Even rightwing Supreme Court Associate Justice, Antonin Scalia, felt that given the required expertise in a modern world, “I tend to think, however, that in the long run Chevron [deference] will endure and be given its full scope-not so much because it represents a rule that is easier to follow and thus easier to predict (though that is true enough), but because it more accurately reflects the reality of government, and thus more adequately serves its needs.” Duke Law Journal, June 1989.

But if the rightwing cadre of Trump appointees are leaning to repeal the Chevron deference entirely, is there a middle ground that could work? Writing for the January 18th Journal of the American Bar Assn., Debra Cassens Weiss, explains:” Conservative justices on the U.S. Supreme Court appeared ready to limit or overturn the 1984 decision that established Chevron deference, the principle that federal courts should defer to reasonable agency interpretations of ambiguous laws, according to media coverage of oral arguments Wednesday [1/16].

“One option, explored by Justice Amy Coney Barrett, was ‘Kisorizing’ the Chevron doctrine, which was a reference to the 2019 decision in Kisor v. Wilkie that trimmed the use of Auer deference, Law360 reports… Auer deference is the principle that courts should defer to an agency’s reasonable interpretation of ambiguous regulations… Justice Elena Kagan, author of the Kisor opinion, ‘promptly adopted’ Barrett’s term, according to Law360. She and the high court’s two other liberal justices expressed support for continuing to rely on the doctrine because agencies have the expertise to interpret ambiguous laws… Justice Ketanji Brown Jackson suggested that overturning Chevron deference could turn courts into ‘uber-legislators.’... ‘My concern is that if we take away something like Chevron, the court will then suddenly become a policymaker,’ Jackson said.

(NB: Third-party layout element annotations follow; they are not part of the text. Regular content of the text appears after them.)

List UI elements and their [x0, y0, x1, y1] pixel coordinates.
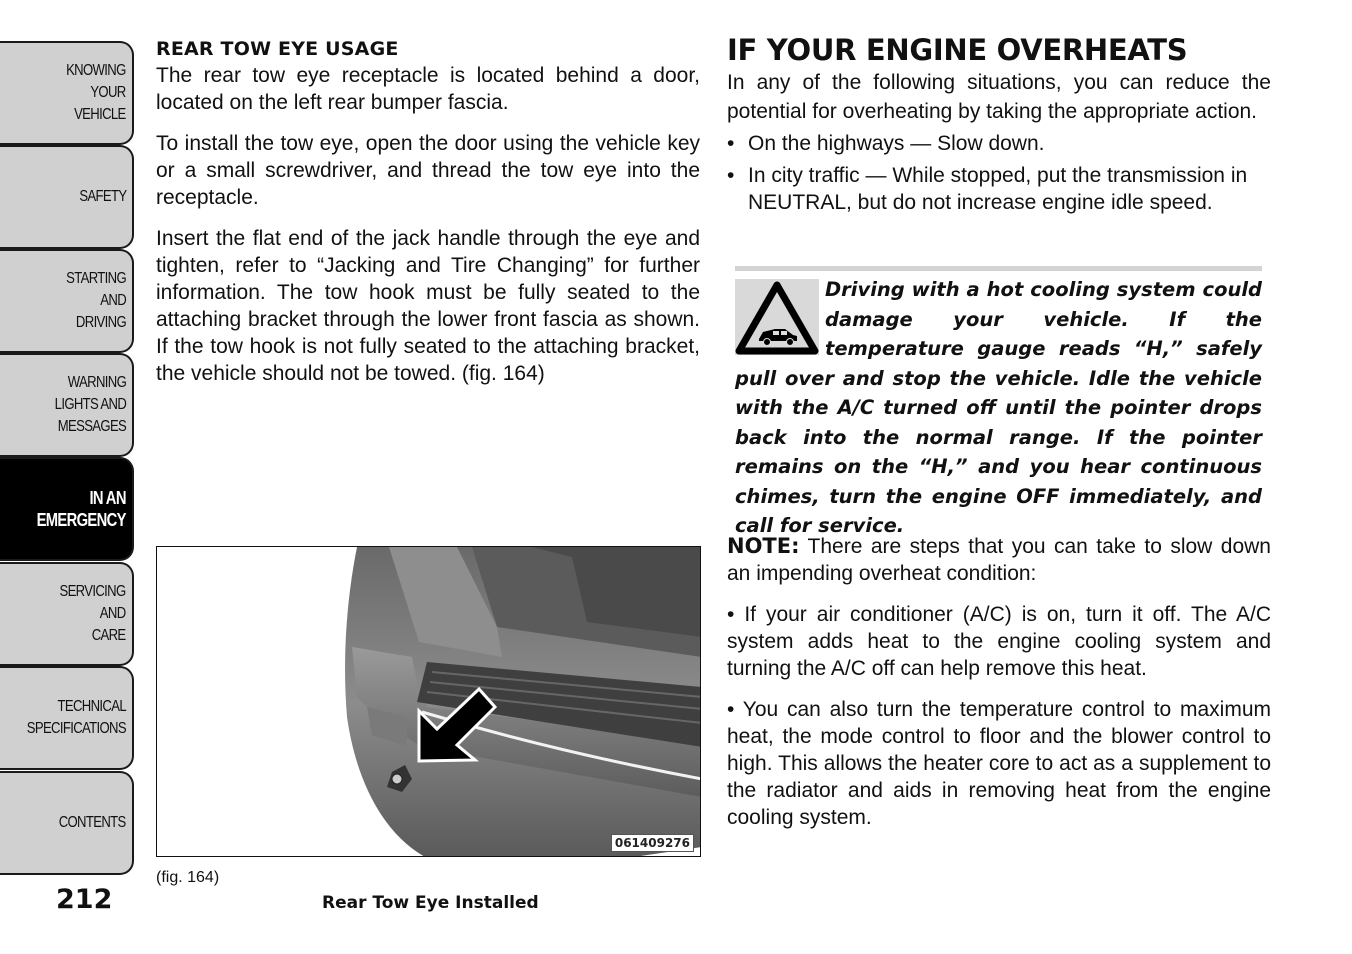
- tab-label: WARNING LIGHTS AND MESSAGES: [54, 374, 127, 435]
- tab-label: IN AN EMERGENCY: [36, 488, 127, 530]
- tab-label: CONTENTS: [59, 814, 127, 831]
- warning-triangle-car-icon: [735, 279, 819, 355]
- section-heading: REAR TOW EYE USAGE: [156, 38, 399, 60]
- paragraph: The rear tow eye receptacle is located b…: [156, 64, 700, 114]
- tab-technical-specifications[interactable]: TECHNICAL SPECIFICATIONS: [0, 666, 134, 770]
- tab-servicing-and-care[interactable]: SERVICING AND CARE: [0, 562, 134, 666]
- note-text: There are steps that you can take to slo…: [727, 535, 1271, 585]
- note-label: NOTE:: [727, 534, 800, 558]
- paragraph: To install the tow eye, open the door us…: [156, 132, 700, 209]
- warning-divider: [735, 266, 1262, 271]
- intro-paragraph: In any of the following situations, you …: [727, 71, 1271, 123]
- tab-warning-lights-and-messages[interactable]: WARNING LIGHTS AND MESSAGES: [0, 353, 134, 457]
- right-column: IF YOUR ENGINE OVERHEATS In any of the f…: [727, 32, 1271, 221]
- page-number: 212: [56, 884, 113, 915]
- note-bullet: • If your air conditioner (A/C) is on, t…: [727, 603, 1271, 680]
- note-section: NOTE: There are steps that you can take …: [727, 533, 1271, 845]
- tab-in-an-emergency[interactable]: IN AN EMERGENCY: [0, 457, 134, 561]
- note-bullet: • You can also turn the temperature cont…: [727, 698, 1271, 829]
- car-bumper-illustration: [345, 547, 700, 856]
- tab-knowing-your-vehicle[interactable]: KNOWING YOUR VEHICLE: [0, 41, 134, 145]
- tab-starting-and-driving[interactable]: STARTING AND DRIVING: [0, 249, 134, 353]
- figure-id: 061409276: [610, 834, 694, 852]
- list-item: In city traffic — While stopped, put the…: [727, 162, 1271, 216]
- tab-label: SAFETY: [78, 188, 127, 205]
- tab-label: STARTING AND DRIVING: [66, 270, 127, 331]
- paragraph: Insert the flat end of the jack handle t…: [156, 227, 700, 385]
- page-title: IF YOUR ENGINE OVERHEATS: [727, 33, 1188, 67]
- tab-contents[interactable]: CONTENTS: [0, 771, 134, 875]
- warning-box: Driving with a hot cooling system could …: [735, 266, 1262, 541]
- list-item: On the highways — Slow down.: [727, 130, 1271, 157]
- tab-safety[interactable]: SAFETY: [0, 145, 134, 249]
- tab-label: KNOWING YOUR VEHICLE: [66, 62, 126, 123]
- figure-reference: (fig. 164): [156, 869, 220, 886]
- situation-list: On the highways — Slow down. In city tra…: [727, 130, 1271, 216]
- figure-rear-tow-eye: 061409276: [156, 546, 701, 857]
- tab-label: TECHNICAL SPECIFICATIONS: [26, 698, 127, 737]
- figure-caption: Rear Tow Eye Installed: [322, 893, 539, 913]
- tab-label: SERVICING AND CARE: [59, 583, 127, 644]
- left-column: REAR TOW EYE USAGE The rear tow eye rece…: [156, 36, 700, 401]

“Justice Brett Kavanaugh saw a downside to keeping Chevron deference in place, according to the news coverage by the New York Times, SCOTUSblog, Reuters and the Washington Post… He said Chevron deference ‘ushers in shocks to the system every four or eight years when a new administration comes in’ and adopts ‘massive change’ in areas such as securities, communications and environmental laws.” But a fact-averse, gridlocked Congress is not the obvious answer. Courts vainly seeking a clear legislative intent could be equally frustrating.

“And to tell the truth, the quest for the ‘genuine’ legislative intent is probably a wild-goose chase anyway. In the vast majority of cases I expect that Congress neither (1) intended a single result, nor (2) meant to confer discretion upon the agency, but rather (3) didn't think about the matter at all. If I am correct in that, then any rule adopted in this field represents merely a fictional, presumed intent, and operates principally as a background rule of law against which Congress can legislate. If that is the principal function to be served, Chevron is unquestionably better than what preceded it. Congress now knows that the ambiguities it creates, whether intentionally or unintentionally, will be resolved, within the bounds of permissible interpretation, not by the courts but by a particular agency, whose policy biases will ordinarily be known.” Scalia.

I’m Peter Dekom, and in a highly complex modern world where much understanding requires expertise, the Supreme Court needs to be very careful not to throw the baby out with the bathwater.